Ägypten hat die Lehren aus dem Krieg von 1967 gezogen. Es ist nicht ernsthaft an einer militärischen Konfrontation mit Israel interessiert, ganz gleich, was mit den Palästinensern im Gazastreifen geschieht, und es wird trotz des Aufruhrs nicht die Voraussetzungen für einen weiteren katastrophalen Konflikt schaffen. Die ägyptische Regierung gab sogar eine Erklärung ab, in der es hieß, der ägyptische und der amerikanische Präsident hätten sich bei einem kürzlich geführten Telefonat über eine Reihe von Themen geeinigt, wobei Trumps Gaza-Vorschlag nicht erwähnt wurde.

Anderswo im Nahen Osten gaben die meisten arabischen Länder, darunter auch Jordanien, oberflächliche Erklärungen ab, in denen sie Trumps Aufforderung zur Vertreibung der Menschen aus dem Gazastreifen zurückwiesen.
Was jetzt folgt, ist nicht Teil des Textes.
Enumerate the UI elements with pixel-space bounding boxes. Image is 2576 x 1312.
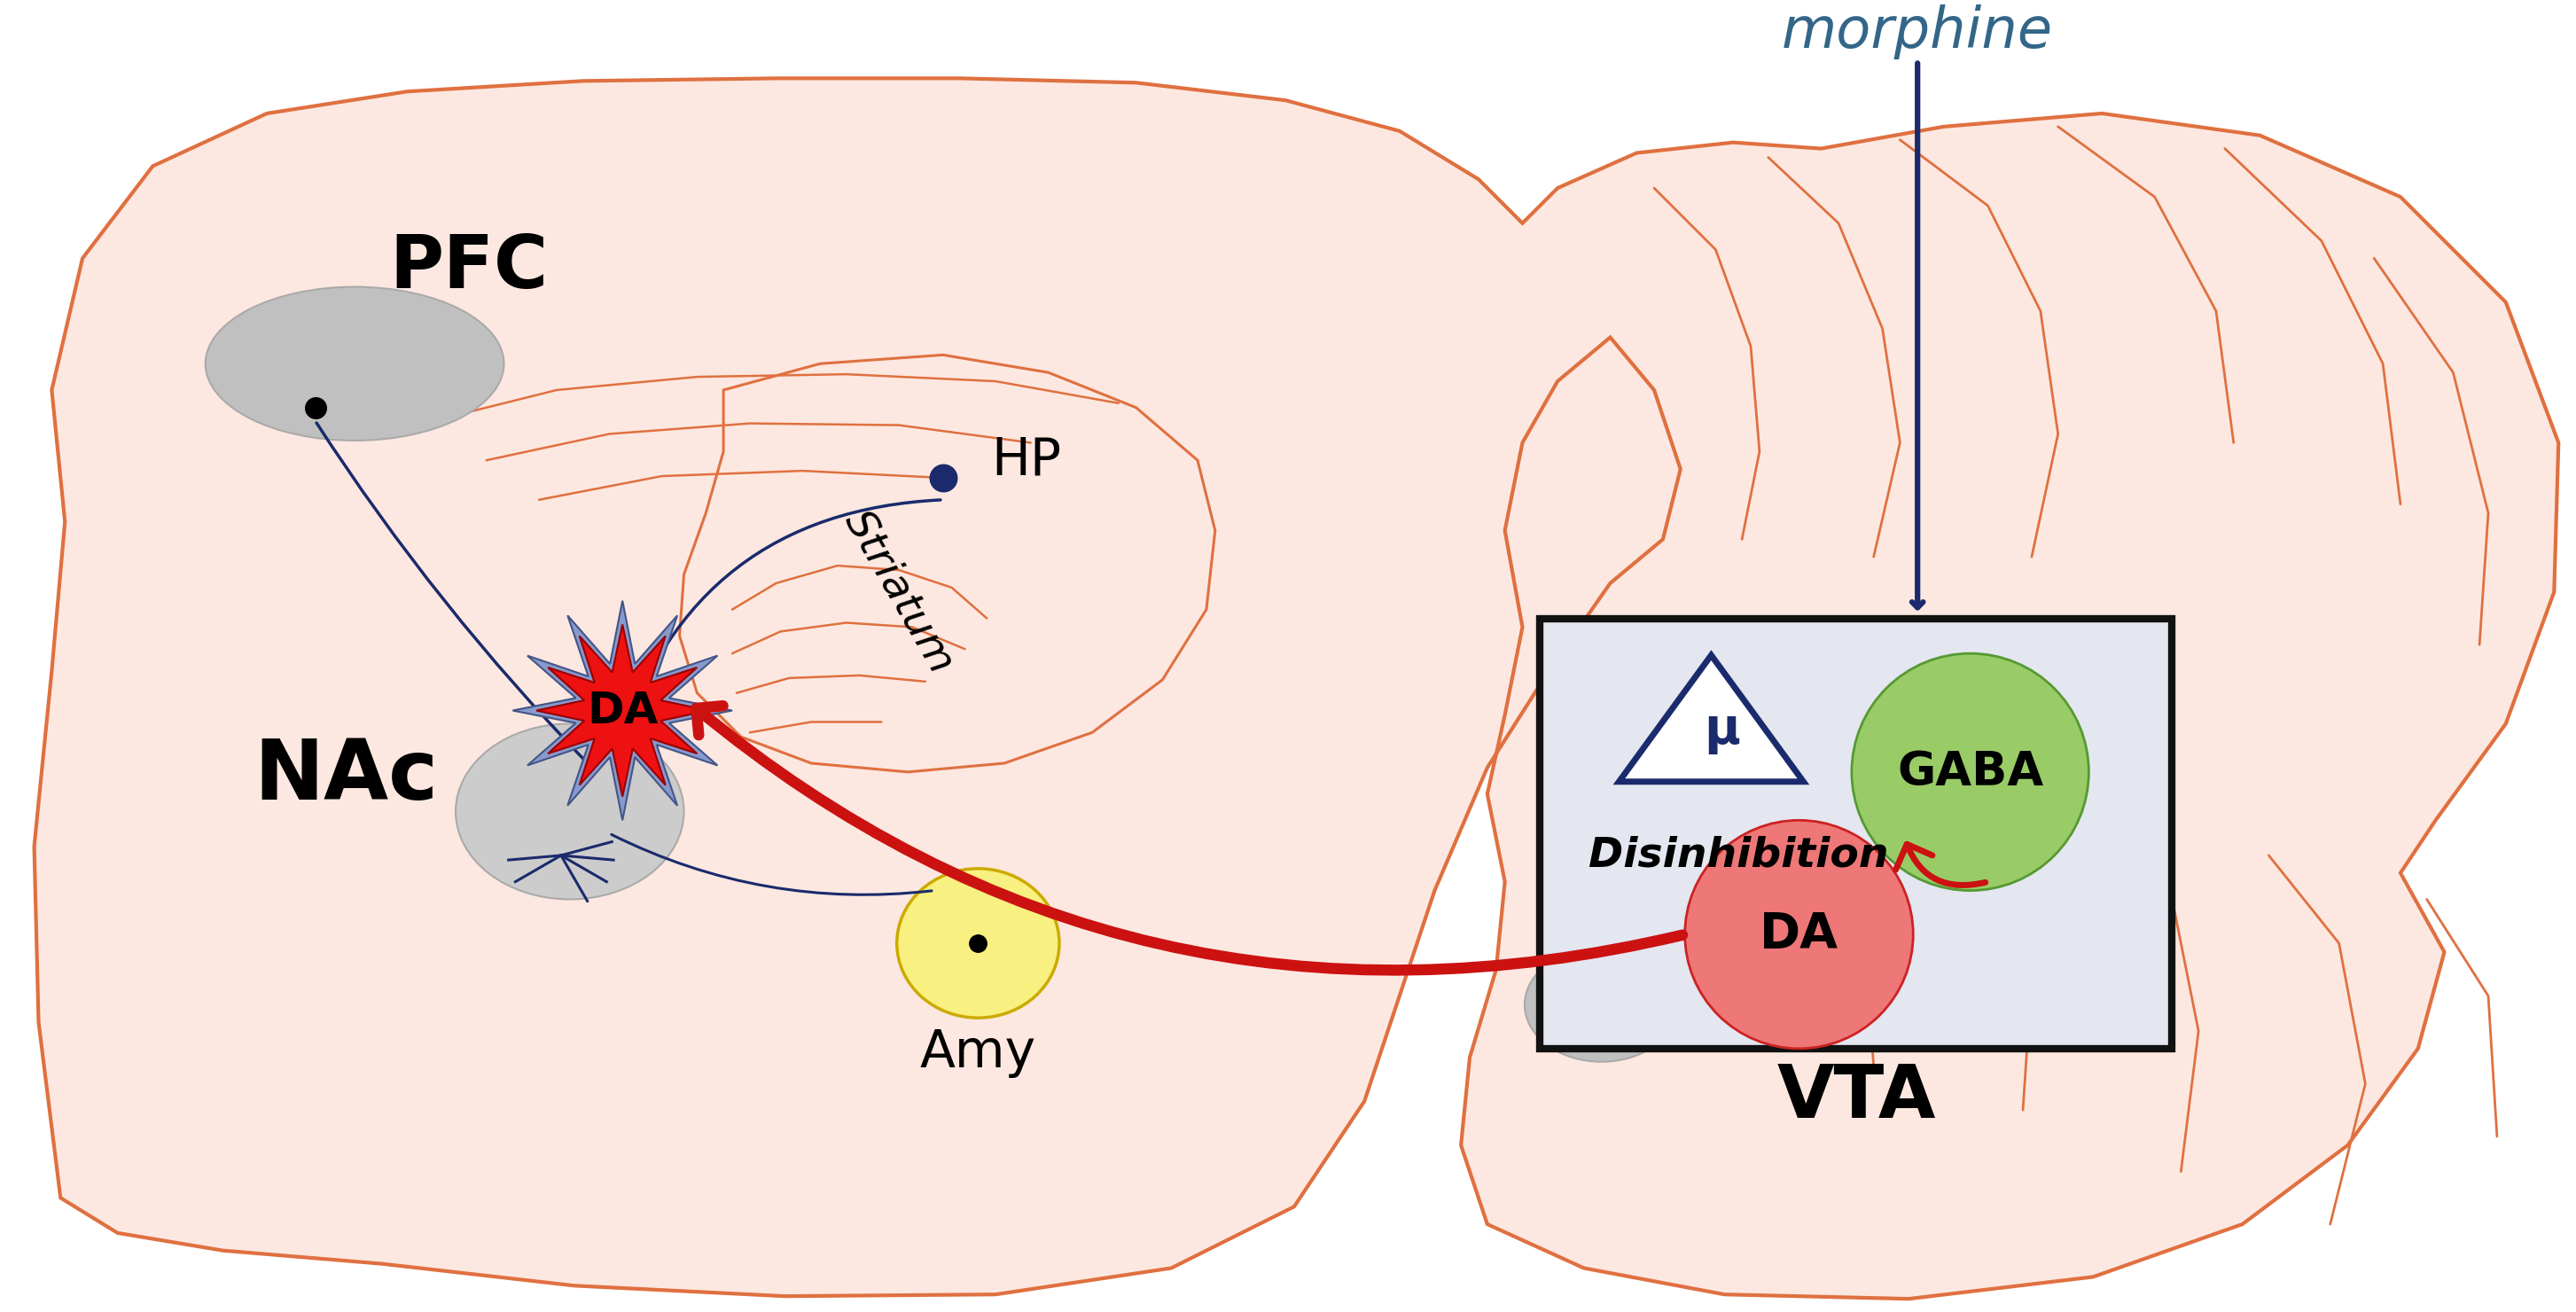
Circle shape	[1685, 820, 1914, 1048]
Ellipse shape	[1525, 947, 1680, 1061]
FancyBboxPatch shape	[1540, 618, 2172, 1048]
Polygon shape	[1618, 655, 1803, 782]
Polygon shape	[513, 601, 732, 820]
Text: PFC: PFC	[389, 231, 549, 303]
Polygon shape	[536, 625, 708, 796]
Text: GABA: GABA	[1896, 749, 2043, 795]
Polygon shape	[33, 79, 2558, 1299]
Text: VTA: VTA	[1777, 1061, 1935, 1132]
Text: HP: HP	[992, 436, 1061, 485]
Text: Striatum: Striatum	[837, 504, 961, 681]
FancyArrowPatch shape	[1896, 844, 1986, 886]
FancyArrowPatch shape	[611, 834, 933, 895]
Text: DA: DA	[587, 689, 657, 732]
Ellipse shape	[206, 287, 505, 441]
FancyArrowPatch shape	[696, 706, 1682, 970]
Text: Disinhibition: Disinhibition	[1589, 836, 1888, 875]
Text: Amy: Amy	[920, 1027, 1036, 1078]
Text: μ: μ	[1703, 707, 1739, 754]
Text: NAc: NAc	[252, 736, 438, 817]
Polygon shape	[680, 356, 1216, 771]
Ellipse shape	[456, 724, 683, 899]
Circle shape	[1852, 653, 2089, 891]
FancyArrowPatch shape	[618, 500, 940, 748]
FancyArrowPatch shape	[317, 422, 590, 766]
Text: DA: DA	[1759, 911, 1839, 958]
Text: morphine: morphine	[1783, 4, 2053, 59]
Ellipse shape	[896, 869, 1059, 1018]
Sie kündigten jedoch keine Maßnahmen an, um dem Plan zu begegnen. Ihre Reaktionen werden wahrscheinlich nicht über verbale Anprangerungen hinausgehen – eine altehrwürdige Praxis für arabische Beamte.

Kairo hat erklärt, es bereite einen Plan für den Wiederaufbau des Gazastreifens innerhalb von drei bis fünf Jahren vor, ohne die Bewohner zu vertreiben. Der Vorschlag ist jedoch aus mehreren Gründen nicht praktikabel und wäre schwer umzusetzen. Experten zufolge könnte der Wiederaufbau mehr als ein Jahrzehnt dauern. Es wäre nahezu unmöglich, den Gazastreifen nur mit den dort verbliebenen Palästinensern wiederaufzubauen. Obwohl die Zerstörungen auf mehr als 100 Milliarden Dollar geschätzt werden, gibt Ägypten an, dass der Wiederaufbau nur die Hälfte dieses Betrags kosten werde. Die arabischen Golfstaaten haben zugesagt, 20 Milliarden Dollar beizusteuern, aber ihr Engagement ist zweifelhaft, da sie in der Vergangenheit viele Versprechen gebrochen haben. Die größte Frage ist, woher der Rest des Geldes – mehr als 30 Milliarden Dollar – kommen soll. Es ist unwahrscheinlich, dass die Trump-Administration das Geld ganz oder teilweise zur Verfügung stellen wird, vor allem angesichts der Tatsache, dass sie einen Großteil ihrer Auslandshilfe aussetzen will.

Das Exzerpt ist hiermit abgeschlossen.